The example of litter works here. I can’t stand it when people litter because it can really have such a run on effect in a neighbourhood and because it is also such an easy thing to avoid.

But for whatever reason, many people don’t seem to get that (I’m looking at you, parents!) and I will come across a paper, can or bottle in the street and it is not really my place to pick it up because I didn’t drop it there. But then take a moment to ask the question – if not me, then who? And realise that with litter, once there are three pieces on the ground, it is so much easier to leave a fourth.

Realising that in that moment I am the one that is there and it is something that is so easy for me to do. For the sake of the neighbourhood and the community and whoever comes along next, I can just pick it up.

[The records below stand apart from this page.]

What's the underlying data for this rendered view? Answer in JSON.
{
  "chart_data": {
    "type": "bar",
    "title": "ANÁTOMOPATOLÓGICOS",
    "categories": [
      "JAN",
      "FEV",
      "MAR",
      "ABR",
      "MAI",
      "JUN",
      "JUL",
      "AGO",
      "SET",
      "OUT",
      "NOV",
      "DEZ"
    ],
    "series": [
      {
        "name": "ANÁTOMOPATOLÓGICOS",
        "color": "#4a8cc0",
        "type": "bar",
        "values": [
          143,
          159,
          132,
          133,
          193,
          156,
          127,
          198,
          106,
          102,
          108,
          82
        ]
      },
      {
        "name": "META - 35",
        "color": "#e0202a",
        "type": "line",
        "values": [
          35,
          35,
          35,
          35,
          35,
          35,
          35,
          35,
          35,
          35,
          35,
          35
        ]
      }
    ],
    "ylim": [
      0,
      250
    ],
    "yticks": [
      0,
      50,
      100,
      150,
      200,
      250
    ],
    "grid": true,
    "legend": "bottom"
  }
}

3. The bad thing that I can interrupt.

This category feels most significant for me. When someone’s car is broken down at the side of the road or someone is having a seizure in a public place or someone is being verbally assaulted because of their race, it can be so easy to avert my eyes and make like it’s not my problem and move on. And I think most people do that.

But it is also an opportunity for me to do something good. By hoping that someone else is going to step in and make it stop, there is the possibility that I am dooming that situation to not be addressed at all. Because that is how most people think – I will let someone else do it.

Whose responsibility is it anyway?

Perhaps if we shifted the question around we might find an easier answer. If we head back to my sink full of dishes, then there is an opportunity to serve my wife. It may be her responsibility as much as it is mine in terms of seeing that the dishes are done. But by getting there first, I can take on the responsibility while freeing her from it.

Because it is a responsibility it is not as if it is a gift in the sense that it would be if it was her job in the first place. As a person who lives in this house I am one of the people who needs to keep things clean. But when the responsibility doesn’t particularly fall on one person over the other, then it can be an action that acts a bit like a gift, because now my wife has one less thing to contemplate doing.

Let’s try keep this question – If not me, then who? – in our minds and hearts as we navigate our way round our homes and cities this week. And let’s be quick to act so that someone else doesn’t have to.